If voters choose next year to change from the current MMP electoral system, a majority want the new system in place before the 2014 election, according to an opinion poll.

The survey, released yesterday, suggested people are likely to vote in favour of at least having the opportunity to chose between retaining MMP and other options. The referendum will coincide with the 2011 general election.

If the country opts then for a rethink, another referendum - to choose between MMP and the preferred alternative - will be held with the 2014 election.

However, a second round of findings from the Business Council for Sustainable Development's survey reveals strong support for bringing forward the second referendum in order to decide the issue in time for any successor to MMP to be in place for the 2014 election.

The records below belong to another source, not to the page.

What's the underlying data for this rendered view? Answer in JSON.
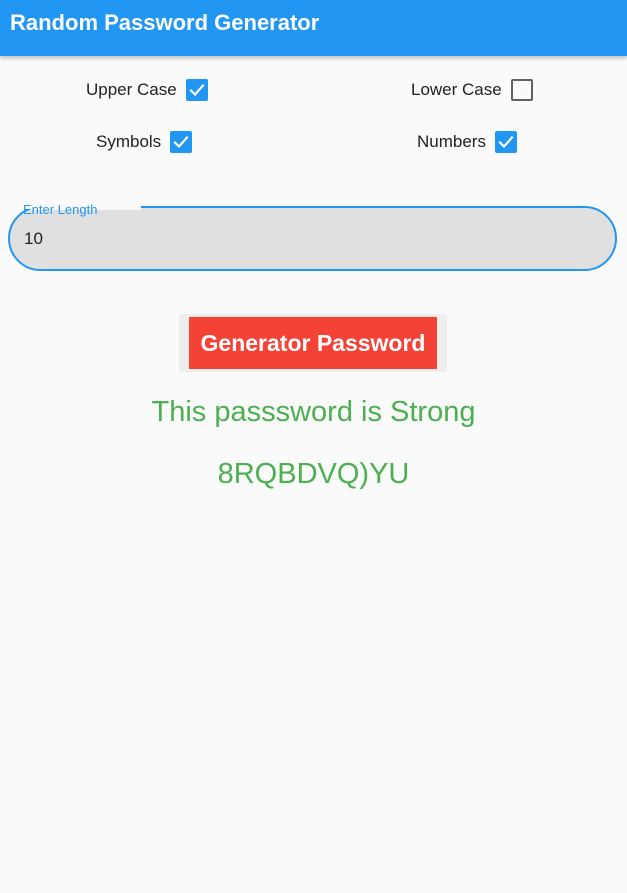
{
  "app": {
    "title": "Random Password Generator"
  },
  "options": {
    "upper_case": {
      "label": "Upper Case",
      "checked": true
    },
    "lower_case": {
      "label": "Lower Case",
      "checked": false
    },
    "symbols": {
      "label": "Symbols",
      "checked": true
    },
    "numbers": {
      "label": "Numbers",
      "checked": true
    }
  },
  "length_field": {
    "label": "Enter Length",
    "value": "10"
  },
  "generate_button": {
    "label": "Generator Password"
  },
  "result": {
    "strength_text": "This passsword is Strong",
    "password": "8RQBDVQ)YU"
  },
  "colors": {
    "primary": "#2196f3",
    "button": "#f44336",
    "success": "#4caf50",
    "background": "#fafafa"
  }
}
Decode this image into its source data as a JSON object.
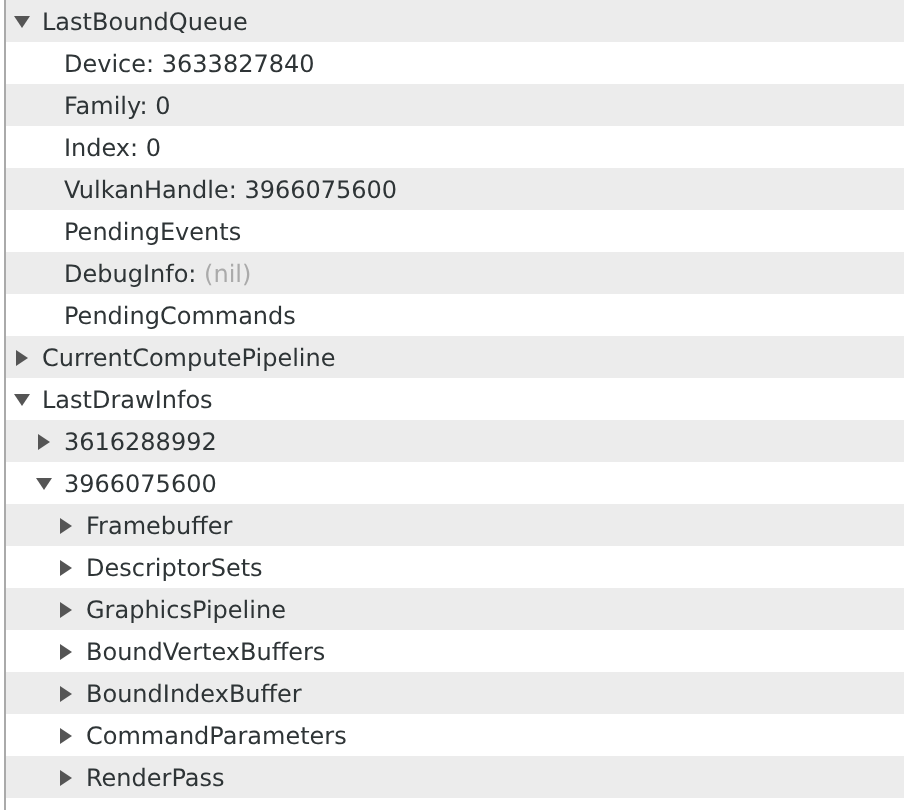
{
  "tree": [
    {
      "label": "LastBoundQueue",
      "expanded": true,
      "children": [
        {
          "label": "Device:",
          "value": "3633827840",
          "muted": false
        },
        {
          "label": "Family:",
          "value": "0",
          "muted": false
        },
        {
          "label": "Index:",
          "value": "0",
          "muted": false
        },
        {
          "label": "VulkanHandle:",
          "value": "3966075600",
          "muted": false
        },
        {
          "label": "PendingEvents"
        },
        {
          "label": "DebugInfo:",
          "value": "(nil)",
          "muted": true
        },
        {
          "label": "PendingCommands"
        }
      ]
    },
    {
      "label": "CurrentComputePipeline",
      "expanded": false
    },
    {
      "label": "LastDrawInfos",
      "expanded": true,
      "children": [
        {
          "label": "3616288992",
          "expanded": false
        },
        {
          "label": "3966075600",
          "expanded": true,
          "children": [
            {
              "label": "Framebuffer",
              "expanded": false
            },
            {
              "label": "DescriptorSets",
              "expanded": false
            },
            {
              "label": "GraphicsPipeline",
              "expanded": false
            },
            {
              "label": "BoundVertexBuffers",
              "expanded": false
            },
            {
              "label": "BoundIndexBuffer",
              "expanded": false
            },
            {
              "label": "CommandParameters",
              "expanded": false
            },
            {
              "label": "RenderPass",
              "expanded": false
            }
          ]
        }
      ]
    }
  ]
}
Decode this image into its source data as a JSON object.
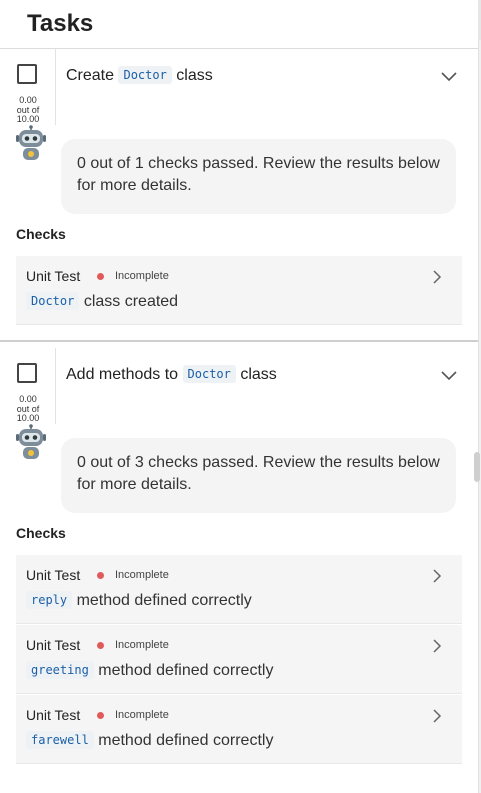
{
  "header": {
    "title": "Tasks"
  },
  "tasks": [
    {
      "title_prefix": "Create",
      "title_code": "Doctor",
      "title_suffix": "class",
      "score_value": "0.00",
      "score_out_of": "out of",
      "score_max": "10.00",
      "summary": "0 out of 1 checks passed. Review the results below for more details.",
      "checks_label": "Checks",
      "checks": [
        {
          "type": "Unit Test",
          "status": "Incomplete",
          "code": "Doctor",
          "text": "class created"
        }
      ]
    },
    {
      "title_prefix": "Add methods to",
      "title_code": "Doctor",
      "title_suffix": "class",
      "score_value": "0.00",
      "score_out_of": "out of",
      "score_max": "10.00",
      "summary": "0 out of 3 checks passed. Review the results below for more details.",
      "checks_label": "Checks",
      "checks": [
        {
          "type": "Unit Test",
          "status": "Incomplete",
          "code": "reply",
          "text": "method defined correctly"
        },
        {
          "type": "Unit Test",
          "status": "Incomplete",
          "code": "greeting",
          "text": "method defined correctly"
        },
        {
          "type": "Unit Test",
          "status": "Incomplete",
          "code": "farewell",
          "text": "method defined correctly"
        }
      ]
    }
  ],
  "icons": {
    "status_dot_color": "#e05a5a",
    "code_color": "#1a5fa8",
    "expand": "chevron-down-icon",
    "open_check": "chevron-right-icon",
    "assistant": "robot-icon"
  }
}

The nationwide survey of 2261 people found 56 per cent in favour of fast-tracking the second referendum, while just 18 per cent wanted to hold to the current timetable.

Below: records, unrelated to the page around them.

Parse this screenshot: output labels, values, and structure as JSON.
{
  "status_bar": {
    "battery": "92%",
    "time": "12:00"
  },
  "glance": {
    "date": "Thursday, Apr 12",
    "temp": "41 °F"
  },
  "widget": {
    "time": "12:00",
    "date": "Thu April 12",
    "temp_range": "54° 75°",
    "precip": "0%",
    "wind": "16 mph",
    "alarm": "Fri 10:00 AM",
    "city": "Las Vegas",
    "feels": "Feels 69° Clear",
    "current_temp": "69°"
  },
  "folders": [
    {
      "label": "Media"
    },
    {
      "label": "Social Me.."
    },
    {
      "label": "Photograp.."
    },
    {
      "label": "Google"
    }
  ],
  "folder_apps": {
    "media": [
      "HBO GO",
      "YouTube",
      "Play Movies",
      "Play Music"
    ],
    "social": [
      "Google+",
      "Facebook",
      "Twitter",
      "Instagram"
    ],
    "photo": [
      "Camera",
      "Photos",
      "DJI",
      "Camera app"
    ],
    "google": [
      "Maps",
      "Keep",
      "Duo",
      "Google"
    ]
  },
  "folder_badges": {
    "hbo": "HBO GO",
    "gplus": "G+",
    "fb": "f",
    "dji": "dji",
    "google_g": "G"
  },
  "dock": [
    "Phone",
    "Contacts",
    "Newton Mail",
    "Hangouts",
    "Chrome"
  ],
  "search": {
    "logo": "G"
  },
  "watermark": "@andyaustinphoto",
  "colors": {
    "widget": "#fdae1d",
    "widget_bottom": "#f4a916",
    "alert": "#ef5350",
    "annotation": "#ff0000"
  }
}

However, Associate Professor Andrew Geddis, an Otago University electoral law expert, said rushing the process could result in "a mess".

Cabinet papers issued when the timetable was considered showed the plan to hold the two referendums in conjunction with consecutive elections was chosen because it was the most cost-effective option and it escaped the risk of a mid-term referendum failing to secure high voter participation.

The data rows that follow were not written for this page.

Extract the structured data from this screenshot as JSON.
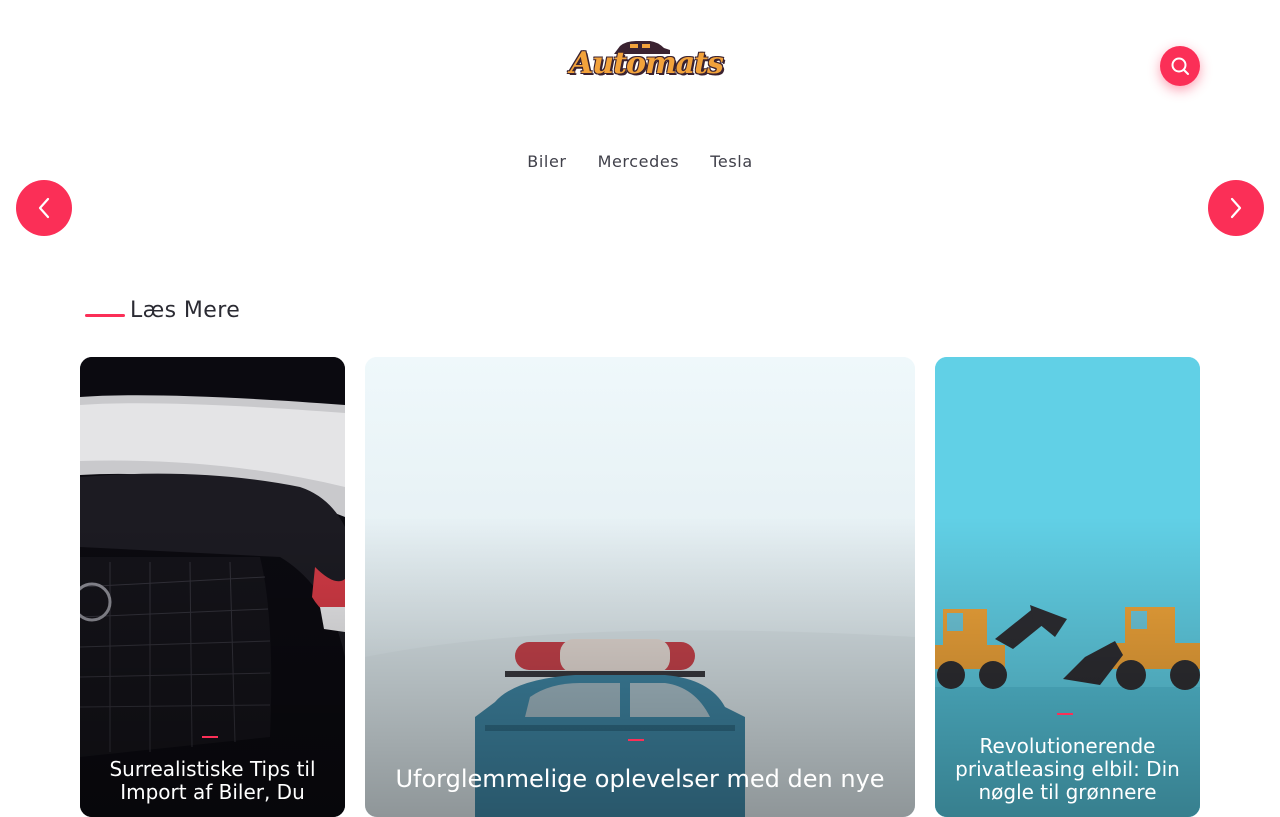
{
  "header": {
    "logo_text": "Automats",
    "search_icon": "search-icon"
  },
  "nav": {
    "items": [
      {
        "label": "Biler"
      },
      {
        "label": "Mercedes"
      },
      {
        "label": "Tesla"
      }
    ]
  },
  "carousel": {
    "prev_icon": "chevron-left-icon",
    "next_icon": "chevron-right-icon"
  },
  "section": {
    "title": "Læs Mere"
  },
  "cards": [
    {
      "title": "Surrealistiske Tips til Import af Biler, Du",
      "image": "car-grille-photo"
    },
    {
      "title": "Uforglemmelige oplevelser med den nye",
      "image": "blue-car-snow-photo"
    },
    {
      "title": "Revolutionerende privatleasing elbil: Din nøgle til grønnere",
      "image": "toy-excavators-photo"
    }
  ],
  "colors": {
    "accent": "#fb2f57",
    "text": "#2b2b33",
    "logo_orange": "#f2a23b"
  }
}
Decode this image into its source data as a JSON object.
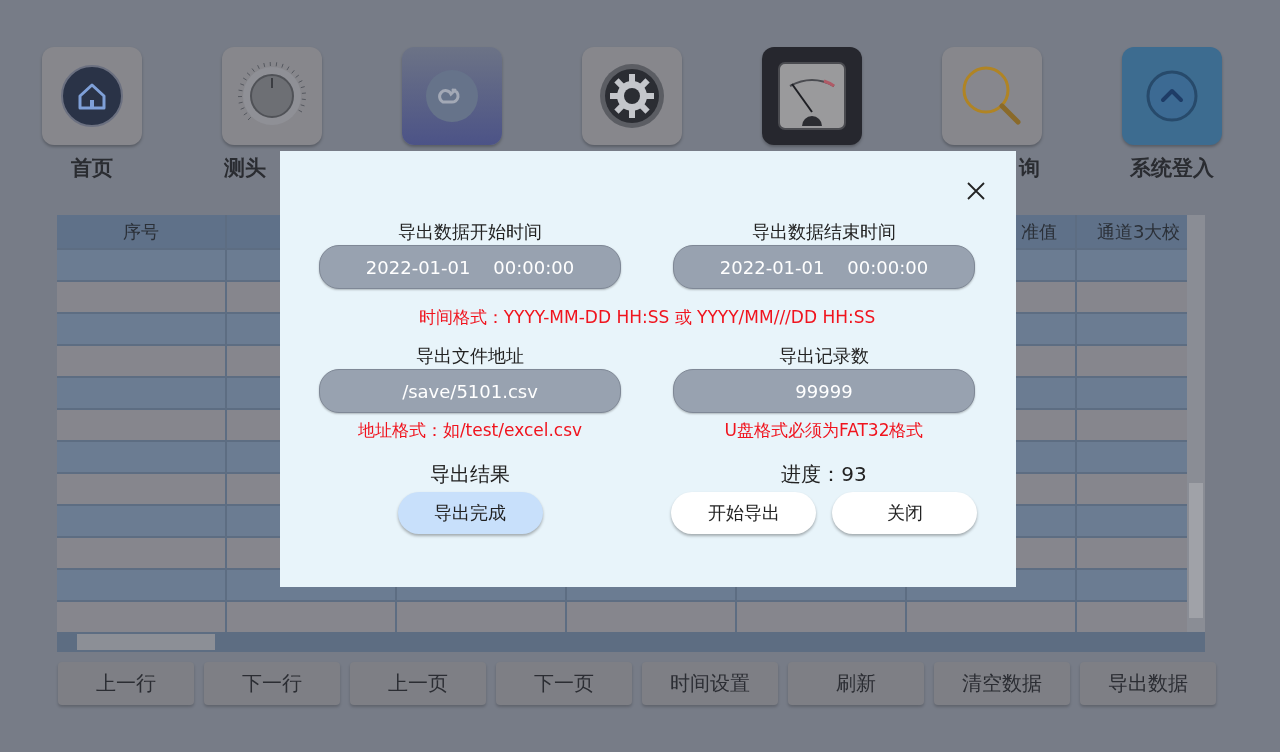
{
  "nav": [
    {
      "kind": "home",
      "label": "首页"
    },
    {
      "kind": "knob",
      "label": "测头"
    },
    {
      "kind": "link"
    },
    {
      "kind": "gear"
    },
    {
      "kind": "meter"
    },
    {
      "kind": "search",
      "label": "询"
    },
    {
      "kind": "up",
      "label": "系统登入"
    }
  ],
  "table": {
    "columns": [
      {
        "label": "序号"
      },
      {},
      {},
      {},
      {},
      {
        "label": "准值"
      },
      {
        "label": "通道3大校"
      }
    ]
  },
  "buttons": [
    "上一行",
    "下一行",
    "上一页",
    "下一页",
    "时间设置",
    "刷新",
    "清空数据",
    "导出数据"
  ],
  "dialog": {
    "start_label": "导出数据开始时间",
    "start_value": "2022-01-01    00:00:00",
    "end_label": "导出数据结束时间",
    "end_value": "2022-01-01    00:00:00",
    "time_hint": "时间格式：YYYY-MM-DD HH:SS 或 YYYY/MM///DD HH:SS",
    "path_label": "导出文件地址",
    "path_value": "/save/5101.csv",
    "path_hint": "地址格式：如/test/excel.csv",
    "count_label": "导出记录数",
    "count_value": "99999",
    "count_hint": "U盘格式必须为FAT32格式",
    "result_label": "导出结果",
    "result_button": "导出完成",
    "progress": "进度：93",
    "start_button": "开始导出",
    "close_button": "关闭"
  }
}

"That would be the nightmare scenario," Professor Geddis said.

"You have this great referendum to decide the electoral process that's going to be used for future generations and you only get 50 per cent of the population voting, as opposed to the 80 per cent turnout in an election."

The MMP timetable:
* 2011 election - referendum on whether to keep MMP, and to choose possible alternative.

* 2014 election - referendum to choose between MMP and the preferred alternative.